Ancora ultimi nella crescita In calo consumi e produzione

L'Italia è in recessione: -0,7% nell'industria. Aumentano gli occupati ma non le ore lavorate. Vendite giù dello 0,3%

Ancora ultimi nella crescita In calo consumi e produzione

L'Italia è in recessione e gli italiani si stanno impoverendo. E le ultime stime dell'Unione europea confermano che siamo ultimi. A maggio, l'indice destagionalizzato della produzione industriale aumenta dello 0,9% rispetto ad aprile. Apparentemente una buona notizia, in realtà brutta, perché nella media del trimestre marzo-maggio, il livello destagionalizzato della produzione diminuisce dello 0,1% rispetto al trimestre precedente. Il recupero di maggio non è bastato per evitare la discesa di 0,1 sul trimestre dicembre 2018-febbraio 2019. E, in effetti, purtroppo nel maggio 2019 l'indice della produzione industriale diminuisce di 0,7 punti rispetto a maggio 2018, a parità dei giorni lavorati. Il calo della produzione industriale si riflette nel calo dei consumi.

In maggio, secondo l'Istat, le vendite al dettaglio presentano una diminuzione su aprile dello 0,7% in valore e dello 0,8% in volume. Lo 0,1 di differenza si spiega con l'aumento dei prezzi al minuto. Le vendite dei beni alimentari registrano un calo maggiore della media complessiva sia in valore, -1 %, che in volume: -1,1%. Il fatto più preoccupante emerge dal confronto fra i primi 5 mesi di quest'anno e i primi 5 mesi del 2018. Le vendite al dettaglio registrano una diminuzione dello 1,8 in valore dello 1,5 in volume, perché i prezzi sono scesi dello 0,8 a causa della recessione. La riduzione della domanda di consumi dello 1,5% in volume, cioè al netto della variazione dei prezzi, fra il trimestre marzo-maggio di quest'anno e lo stesso del 2018 è molto maggiore della flessione del nostro Pil che - fortunatamente - è solo di pochi decimali. Ergo la domanda al dettaglio diminuisce di più del prodotto nazionale. La gente è impaurita dalla confusione nella politica governativa: liti continue, successivi proclami di pace, rinvii di decisioni. Ciò genera un aumento della propensione al risparmio, attuata tenendo i soldi in banca per fronteggiare le emergenze.

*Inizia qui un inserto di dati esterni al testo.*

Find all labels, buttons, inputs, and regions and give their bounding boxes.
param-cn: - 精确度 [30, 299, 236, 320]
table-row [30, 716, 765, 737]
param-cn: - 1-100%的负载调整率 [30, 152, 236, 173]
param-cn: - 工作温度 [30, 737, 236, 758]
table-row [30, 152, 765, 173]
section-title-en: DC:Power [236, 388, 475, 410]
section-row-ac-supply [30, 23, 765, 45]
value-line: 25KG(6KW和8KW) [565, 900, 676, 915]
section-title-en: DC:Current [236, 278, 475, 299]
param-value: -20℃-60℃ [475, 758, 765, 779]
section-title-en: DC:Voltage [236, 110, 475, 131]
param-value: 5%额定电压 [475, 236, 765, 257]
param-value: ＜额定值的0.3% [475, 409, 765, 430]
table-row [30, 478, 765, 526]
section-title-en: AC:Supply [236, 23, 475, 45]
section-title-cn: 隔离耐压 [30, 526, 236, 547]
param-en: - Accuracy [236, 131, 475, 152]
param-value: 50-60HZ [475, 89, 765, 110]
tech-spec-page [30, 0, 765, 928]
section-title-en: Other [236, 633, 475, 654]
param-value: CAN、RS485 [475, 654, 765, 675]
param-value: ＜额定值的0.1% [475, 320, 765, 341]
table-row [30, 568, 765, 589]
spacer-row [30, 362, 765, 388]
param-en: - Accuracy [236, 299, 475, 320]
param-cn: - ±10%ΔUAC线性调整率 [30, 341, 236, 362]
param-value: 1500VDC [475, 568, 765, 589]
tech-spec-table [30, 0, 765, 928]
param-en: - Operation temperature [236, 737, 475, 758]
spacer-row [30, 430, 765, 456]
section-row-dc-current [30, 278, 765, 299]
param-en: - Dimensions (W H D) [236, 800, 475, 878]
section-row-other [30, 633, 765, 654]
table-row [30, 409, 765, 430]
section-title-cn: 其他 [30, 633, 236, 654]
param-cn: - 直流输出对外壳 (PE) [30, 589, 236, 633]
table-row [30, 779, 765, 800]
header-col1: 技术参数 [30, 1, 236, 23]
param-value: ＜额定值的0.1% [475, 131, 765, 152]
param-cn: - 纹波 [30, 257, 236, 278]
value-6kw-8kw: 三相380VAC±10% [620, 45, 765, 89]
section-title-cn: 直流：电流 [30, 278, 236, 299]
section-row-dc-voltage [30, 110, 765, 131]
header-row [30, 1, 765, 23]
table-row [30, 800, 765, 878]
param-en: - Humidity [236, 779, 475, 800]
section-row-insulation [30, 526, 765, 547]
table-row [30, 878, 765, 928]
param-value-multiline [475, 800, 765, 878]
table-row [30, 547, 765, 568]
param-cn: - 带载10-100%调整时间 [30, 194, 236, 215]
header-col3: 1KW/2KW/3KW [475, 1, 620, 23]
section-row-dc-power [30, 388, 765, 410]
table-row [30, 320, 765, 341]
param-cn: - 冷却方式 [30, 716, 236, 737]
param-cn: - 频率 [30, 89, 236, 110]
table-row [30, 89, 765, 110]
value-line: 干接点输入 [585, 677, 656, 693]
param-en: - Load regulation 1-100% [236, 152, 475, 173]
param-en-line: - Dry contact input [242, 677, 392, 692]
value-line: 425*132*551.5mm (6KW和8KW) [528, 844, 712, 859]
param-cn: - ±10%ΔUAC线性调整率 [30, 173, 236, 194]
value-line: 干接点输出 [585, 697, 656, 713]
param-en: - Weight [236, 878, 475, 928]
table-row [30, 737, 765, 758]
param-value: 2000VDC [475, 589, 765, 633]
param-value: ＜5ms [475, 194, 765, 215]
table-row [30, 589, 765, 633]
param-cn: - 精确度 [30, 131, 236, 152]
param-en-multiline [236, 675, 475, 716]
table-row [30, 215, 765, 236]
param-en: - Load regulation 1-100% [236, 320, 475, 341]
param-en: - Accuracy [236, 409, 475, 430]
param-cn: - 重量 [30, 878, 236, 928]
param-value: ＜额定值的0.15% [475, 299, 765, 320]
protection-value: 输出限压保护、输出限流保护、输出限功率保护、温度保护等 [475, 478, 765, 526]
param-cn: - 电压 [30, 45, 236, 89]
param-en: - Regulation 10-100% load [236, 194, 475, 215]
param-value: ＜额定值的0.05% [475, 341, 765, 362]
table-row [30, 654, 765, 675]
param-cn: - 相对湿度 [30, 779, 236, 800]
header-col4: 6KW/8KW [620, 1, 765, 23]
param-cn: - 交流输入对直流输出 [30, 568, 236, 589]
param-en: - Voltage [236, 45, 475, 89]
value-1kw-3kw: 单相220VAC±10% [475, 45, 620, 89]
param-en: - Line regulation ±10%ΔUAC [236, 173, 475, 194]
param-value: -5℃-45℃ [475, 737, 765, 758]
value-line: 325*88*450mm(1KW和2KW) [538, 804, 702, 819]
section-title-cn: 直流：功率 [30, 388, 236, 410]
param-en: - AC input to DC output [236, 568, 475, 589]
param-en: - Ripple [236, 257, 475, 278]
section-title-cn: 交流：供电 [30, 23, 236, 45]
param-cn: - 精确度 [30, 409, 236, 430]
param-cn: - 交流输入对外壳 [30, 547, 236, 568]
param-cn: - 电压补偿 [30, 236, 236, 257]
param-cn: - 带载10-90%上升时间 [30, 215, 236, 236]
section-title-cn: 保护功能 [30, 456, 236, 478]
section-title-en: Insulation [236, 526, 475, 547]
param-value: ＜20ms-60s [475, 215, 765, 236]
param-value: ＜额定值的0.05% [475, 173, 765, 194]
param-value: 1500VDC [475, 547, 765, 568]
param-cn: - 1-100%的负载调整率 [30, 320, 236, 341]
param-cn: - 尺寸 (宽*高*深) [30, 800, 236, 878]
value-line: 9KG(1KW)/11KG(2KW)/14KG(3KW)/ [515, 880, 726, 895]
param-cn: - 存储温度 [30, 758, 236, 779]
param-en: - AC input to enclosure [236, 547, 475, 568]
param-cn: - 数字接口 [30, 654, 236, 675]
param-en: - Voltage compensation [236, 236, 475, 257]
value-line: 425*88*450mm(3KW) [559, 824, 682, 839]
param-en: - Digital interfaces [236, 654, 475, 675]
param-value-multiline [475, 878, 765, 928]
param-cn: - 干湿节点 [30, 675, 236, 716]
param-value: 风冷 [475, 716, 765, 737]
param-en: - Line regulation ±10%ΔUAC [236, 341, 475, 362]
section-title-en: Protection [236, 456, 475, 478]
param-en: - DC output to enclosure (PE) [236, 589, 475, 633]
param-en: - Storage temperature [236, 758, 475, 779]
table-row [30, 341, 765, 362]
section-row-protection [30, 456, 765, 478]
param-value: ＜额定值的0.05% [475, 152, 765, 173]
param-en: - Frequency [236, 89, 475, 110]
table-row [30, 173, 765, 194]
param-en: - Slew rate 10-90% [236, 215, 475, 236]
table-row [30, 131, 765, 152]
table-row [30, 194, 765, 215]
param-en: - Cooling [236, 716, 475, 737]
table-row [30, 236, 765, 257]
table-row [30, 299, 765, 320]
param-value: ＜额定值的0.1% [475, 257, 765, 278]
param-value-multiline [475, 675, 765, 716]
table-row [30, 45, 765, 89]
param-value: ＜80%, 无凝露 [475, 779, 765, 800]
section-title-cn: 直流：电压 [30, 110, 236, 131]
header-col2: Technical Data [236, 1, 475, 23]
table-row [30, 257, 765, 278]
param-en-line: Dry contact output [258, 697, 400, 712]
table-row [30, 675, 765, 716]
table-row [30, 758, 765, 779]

Ma vi è anche una riduzione del potere di acquisto dei lavoratori. Il fatto che la disoccupazione si sia ridotta e l'occupazione sia aumentata, raggiungendo un livello in precedenza non registrato, non contraddice quel che ho appena scritto, perché il numero di occupati è un dato ingannevole. Infatti sono diminuite le ore lavorate ed è peggiorata la composizione della forza lavoro. Sono aumentati i servizi a basso reddito, mentre si sono ridotti gli investimenti, che comportano occupazioni specializzate. Una conferma del fatto che la riduzione delle vendite al dettaglio dipende dalla riduzione del potere di acquisto dei lavoratori e dalle paure del ceto medio e medio basso sta nel fatto che sono diminuite soprattutto le vendite dei piccoli negozi, mentre la grande distribuzione incrementa il fatturato. La gente cerca di spender meno, in esercizi con prodotti standardizzati. Lo fa anche il ceto medio, che è tartassato da una crescente pressione fiscale e rinunzia ad abitudini tradizionali, anche perché risparmia di più temendo i rischi futuri. Fra i primi 5 mesi del 2019 in confronto a quelli del 2018, nelle vendite di generi alimentari dei piccoli negozi c'è una riduzione dello 0,6%, contro un aumento di 0,9 per la grande distribuzione.

Il valore delle vendite per i primi 5 mesi 2019 contro i primi 5 del 2018, in effetti registra un aumento dello 0,5%, mentre il volume si riduce dello 0,3%, perché i prezzi sono aumentati dello 0,8%. Il rincaro si è avuto nonostante l'afflusso di compratori ai discount, che nei primi 5 mesi del 2019 registrano un aumento di fatturato +4,2%.

Ciò fa capire quale sia il clima economico e psicologico attuale.